L'objectif : offrir aux salariés la possibilité d'épargner des congés payés ou RTT non pris, mais surtout, de les transférer d'une entreprise à une autre. Il serait alors possible de les poser en fin de carrière, par exemple, et ainsi gagner quelques mois, voire années.

Actuellement, il existe bien un moyen pour les salariés d'accumuler ces jours de repos, et, s'ils le souhaitent, de les transformer en complément de rémunération, grâce au compte épargne-temps (CET). Mis en place en 1994, il est néanmoins conditionné à la conclusion d'un accord d'entreprise ou de branche. Seuls 10 % à 20 % des salariés du secteur privé disposeraient d'ailleurs d'un CET, selon les chiffres de l'Inspection générale des affaires sociales (Igas) datant de 2022.
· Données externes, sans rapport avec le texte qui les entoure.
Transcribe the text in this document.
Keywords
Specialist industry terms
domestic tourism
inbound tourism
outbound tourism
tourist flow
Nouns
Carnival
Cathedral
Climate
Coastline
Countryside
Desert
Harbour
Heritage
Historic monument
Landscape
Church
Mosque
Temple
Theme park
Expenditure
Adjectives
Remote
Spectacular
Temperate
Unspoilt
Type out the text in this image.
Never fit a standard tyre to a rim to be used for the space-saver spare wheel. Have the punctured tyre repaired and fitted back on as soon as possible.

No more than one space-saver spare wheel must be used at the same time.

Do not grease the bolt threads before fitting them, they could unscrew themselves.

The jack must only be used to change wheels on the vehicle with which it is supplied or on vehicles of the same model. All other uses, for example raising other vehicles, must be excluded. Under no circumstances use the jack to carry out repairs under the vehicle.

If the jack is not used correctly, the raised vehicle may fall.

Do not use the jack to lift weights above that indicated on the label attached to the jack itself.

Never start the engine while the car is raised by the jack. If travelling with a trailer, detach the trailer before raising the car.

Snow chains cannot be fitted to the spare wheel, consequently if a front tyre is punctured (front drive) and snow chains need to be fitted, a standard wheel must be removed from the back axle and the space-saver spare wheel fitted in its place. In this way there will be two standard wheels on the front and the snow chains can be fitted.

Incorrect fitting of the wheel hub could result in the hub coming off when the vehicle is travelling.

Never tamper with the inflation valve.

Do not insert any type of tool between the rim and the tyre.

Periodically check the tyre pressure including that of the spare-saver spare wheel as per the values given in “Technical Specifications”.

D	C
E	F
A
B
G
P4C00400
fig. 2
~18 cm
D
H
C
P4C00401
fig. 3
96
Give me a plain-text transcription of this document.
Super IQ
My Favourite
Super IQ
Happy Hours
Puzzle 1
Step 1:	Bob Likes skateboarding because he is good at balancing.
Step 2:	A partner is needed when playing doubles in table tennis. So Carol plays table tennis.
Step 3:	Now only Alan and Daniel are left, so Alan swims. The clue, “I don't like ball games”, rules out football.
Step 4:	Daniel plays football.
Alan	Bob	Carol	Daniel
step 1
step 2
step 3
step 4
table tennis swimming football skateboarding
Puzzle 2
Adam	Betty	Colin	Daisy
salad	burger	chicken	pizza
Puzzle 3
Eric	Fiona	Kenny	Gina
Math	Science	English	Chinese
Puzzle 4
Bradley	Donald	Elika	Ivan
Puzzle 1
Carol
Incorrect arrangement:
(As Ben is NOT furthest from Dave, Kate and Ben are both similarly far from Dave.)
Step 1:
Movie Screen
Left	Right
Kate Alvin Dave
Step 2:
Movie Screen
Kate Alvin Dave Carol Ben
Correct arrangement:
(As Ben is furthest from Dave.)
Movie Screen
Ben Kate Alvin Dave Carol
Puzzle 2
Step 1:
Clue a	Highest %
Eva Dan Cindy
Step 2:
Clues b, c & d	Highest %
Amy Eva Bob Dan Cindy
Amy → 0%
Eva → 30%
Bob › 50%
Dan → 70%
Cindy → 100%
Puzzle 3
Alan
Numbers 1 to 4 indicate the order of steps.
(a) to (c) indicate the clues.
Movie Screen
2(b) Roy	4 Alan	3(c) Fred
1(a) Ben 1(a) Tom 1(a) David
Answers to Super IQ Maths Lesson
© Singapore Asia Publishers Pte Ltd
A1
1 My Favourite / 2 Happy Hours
Surtout, ce cumul n'est pas conservé par le salarié lorsque celui-ci quitte son entreprise. À la différence du Cetu qui introduit l'idée d'une portabilité d'un emploi à l'autre et d'une entreprise à une autre.

Mais rien n'est gagné... loin de là. Il paraît, en effet, de moins en moins probable que le Cetu fasse partie des points sur lesquels se seront accordés le patronat et les syndicats. Et pour cause, le dispositif ne faisait ni partie des propositions avancées par le patronat - le Medef et la Confédération des petites et moyennes entreprises (CPME) y étant farouchement opposés - ni des dix listées par les organisations syndicales en vue de l'énième journée de négociation, ce mercredi. Un nouveau round essentiel puisqu'il s'agit du dernier avant l'ultime séance du 26 mars, date butoir fixée par le gouvernement pour trouver un accord sur l'emploi des seniors.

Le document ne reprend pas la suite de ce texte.